Ghostly International, 2006
This substantial two-disc overview of Ghostly’s diverse roster serves as an excellent introduction to the slick, hyped world of Mr. Valenti. The first disc, “Avant-Pop,” has a retro feel to it. From the videogame introduction provided by Solvent to the dark, funky synthpop of Buy Generic Phentermine Online Matthew Dear, this is good listening. My favorite track is Outputmessage’s catchy “Sommeil.” Happy electronics pile on a sweet beat. Another highlight is Dabrye’s simple, vaguely dancehall “Magic Says.” Soft flutes and the occasional sampled Klaxon grace one of Dabrye’s patented synthesizer rhythms. “Berlin Sunrise” by Daniel Wang sounds like it’s about to burst into “Funky Town.” http://charlotteskitchendiary.com/tag/croquetas/ Lawrence’s “Wasting a Fall” is a great late-night track. The only disappointment is “Fit Black Man” by http://charlotteskitchendiary.com/tag/number-31-dublin/ Skeletons & The Girl-Faced Boys, with lyrics about “a fat white woman.” Mobius Band and Benoit Pioulard also swerve too far into indie-rock territory for me.

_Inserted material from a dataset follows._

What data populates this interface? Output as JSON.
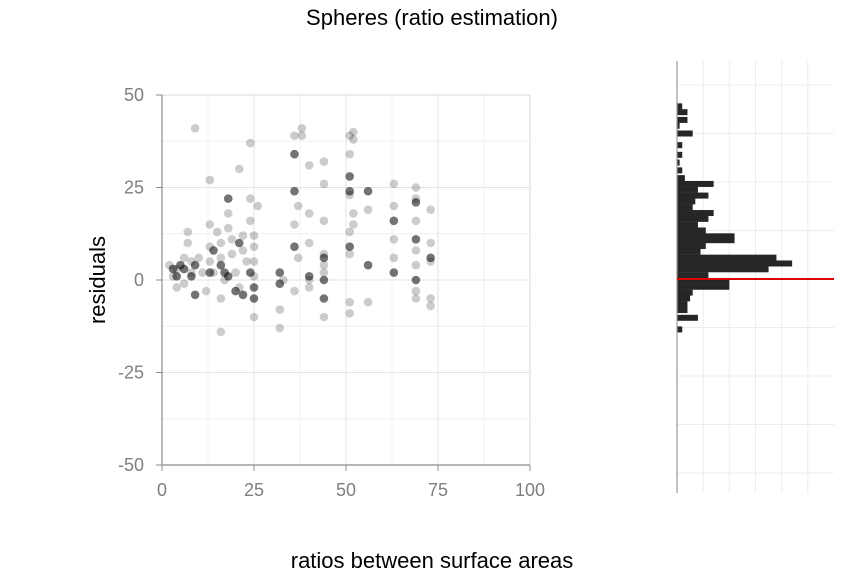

The second disc, labeled “SMM,” is decidedly less poppy. Deru is one of my favorite artists, thanks to his releases on Neo Ouija and Merck (may they both rest in peace). Here he combines intricate electronics with deep bass and a crunchy beat. Cepia’s “Ramp” is ambient, almost to the point of dissolving into white noise, while his “Hoarse” adds glitchy beats and a simple melody. “Isthmus” by Kiln sounds strangely familiar. Lusine is well on his way to becoming a folktronica artist, collaborating with David Wingo on “Locks.” Unfortunately, the resulting track, featuring heavily processed guitar, is rather muddled. Twine’s “Gliding In On” is better at retaining structure, while slowly breaking guitar and percussion into a panning, bouncing cacophony.
As much as I like Ghostly, I feel like the label has lost focus since the first Idol Tryouts. I realize indie rock is a more lucrative pursuit right now (and electronic music labels are dropping like flies), but I miss the days when IDM makers were more interested in hacking machines than in taking guitar lessons.